Surge a indagação se o esforço exigido para a aprovação em concurso público (cada vez mais difícil, pois mais concorrido) retira do brasileiro as características apontadas por Sérgio Buarque, o que merece resposta negativa. O procedimento de ingresso, por mais complicado que seja, é superficial (decorativo) e altamente compensativo: das fadigas do estudo às glórias do cargo público.
E os bordões populares reforçam o imaginário: vale a pena se dedicar um ou mais anos à preparação para concursos públicos, depois é só tranquilidade; ou algo do tipo vou fazer concurso e adquirir estabilidade, depois faço o que quero.
Sérgio Buarque ainda acerta quando relata a confusão entre público e privado, já que neste momento de concursismo, o poder não é uma função pública, mas sim objeto de apropriação privada.[4]
O ocupante do cargo, depois da investidura, reveste-se de tal modo na função que passa a ser o juiz, ou o delegado, ou o promotor de Justiça, em seu gabinete e o todo o tempo. O órgão em que trabalha passa a ser o seu lar – sua segurança, sua estabilidade, seu local para o resto da vida.

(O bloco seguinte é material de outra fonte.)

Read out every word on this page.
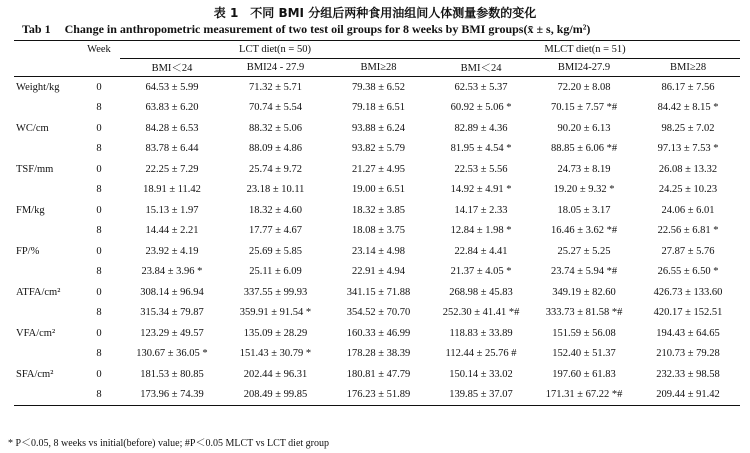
表 1　不同 BMI 分组后两种食用油组间人体测量参数的变化
Tab 1 Change in anthropometric measurement of two test oil groups for 8 weeks by BMI groups(x̄ ± s, kg/m²)
	Week	LCT diet(n = 50)			MLCT diet(n = 51)		
		BMI＜24	BMI24 - 27.9	BMI≥28	BMI＜24	BMI24-27.9	BMI≥28
Weight/kg	0	64.53 ± 5.99	71.32 ± 5.71	79.38 ± 6.52	62.53 ± 5.37	72.20 ± 8.08	86.17 ± 7.56
	8	63.83 ± 6.20	70.74 ± 5.54	79.18 ± 6.51	60.92 ± 5.06 *	70.15 ± 7.57 *#	84.42 ± 8.15 *
WC/cm	0	84.28 ± 6.53	88.32 ± 5.06	93.88 ± 6.24	82.89 ± 4.36	90.20 ± 6.13	98.25 ± 7.02
	8	83.78 ± 6.44	88.09 ± 4.86	93.82 ± 5.79	81.95 ± 4.54 *	88.85 ± 6.06 *#	97.13 ± 7.53 *
TSF/mm	0	22.25 ± 7.29	25.74 ± 9.72	21.27 ± 4.95	22.53 ± 5.56	24.73 ± 8.19	26.08 ± 13.32
	8	18.91 ± 11.42	23.18 ± 10.11	19.00 ± 6.51	14.92 ± 4.91 *	19.20 ± 9.32 *	24.25 ± 10.23
FM/kg	0	15.13 ± 1.97	18.32 ± 4.60	18.32 ± 3.85	14.17 ± 2.33	18.05 ± 3.17	24.06 ± 6.01
	8	14.44 ± 2.21	17.77 ± 4.67	18.08 ± 3.75	12.84 ± 1.98 *	16.46 ± 3.62 *#	22.56 ± 6.81 *
FP/%	0	23.92 ± 4.19	25.69 ± 5.85	23.14 ± 4.98	22.84 ± 4.41	25.27 ± 5.25	27.87 ± 5.76
	8	23.84 ± 3.96 *	25.11 ± 6.09	22.91 ± 4.94	21.37 ± 4.05 *	23.74 ± 5.94 *#	26.55 ± 6.50 *
ATFA/cm²	0	308.14 ± 96.94	337.55 ± 99.93	341.15 ± 71.88	268.98 ± 45.83	349.19 ± 82.60	426.73 ± 133.60
	8	315.34 ± 79.87	359.91 ± 91.54 *	354.52 ± 70.70	252.30 ± 41.41 *#	333.73 ± 81.58 *#	420.17 ± 152.51
VFA/cm²	0	123.29 ± 49.57	135.09 ± 28.29	160.33 ± 46.99	118.83 ± 33.89	151.59 ± 56.08	194.43 ± 64.65
	8	130.67 ± 36.05 *	151.43 ± 30.79 *	178.28 ± 38.39	112.44 ± 25.76 #	152.40 ± 51.37	210.73 ± 79.28
SFA/cm²	0	181.53 ± 80.85	202.44 ± 96.31	180.81 ± 47.79	150.14 ± 33.02	197.60 ± 61.83	232.33 ± 98.58
	8	173.96 ± 74.39	208.49 ± 99.85	176.23 ± 51.89	139.85 ± 37.07	171.31 ± 67.22 *#	209.44 ± 91.42
* P＜0.05, 8 weeks vs initial(before) value; #P＜0.05 MLCT vs LCT diet group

O que se pretende mostrar é que este atual Estado do Concursismo reforça o bacharelismo (na exigência do diploma) e até mesmo o patrimonialismo, sob duas perspectivas: a do Estado, com cada vez mais órgãos, repartições e bons salários; e o do indivíduo que vê neste Estado o repositório de suas incertezas profissionais (e angústias existenciais).
Este habitus reflete com tal força na Universidade, mantendo-a como mero instrumento de ascensão, ao ponto de formar um elevado número de pessoas sem condições de compreender textos razoavelmente difíceis (muito menos escrevê-los) – porém, portadoras do título e respeitosas aos editais que o exigem.[5]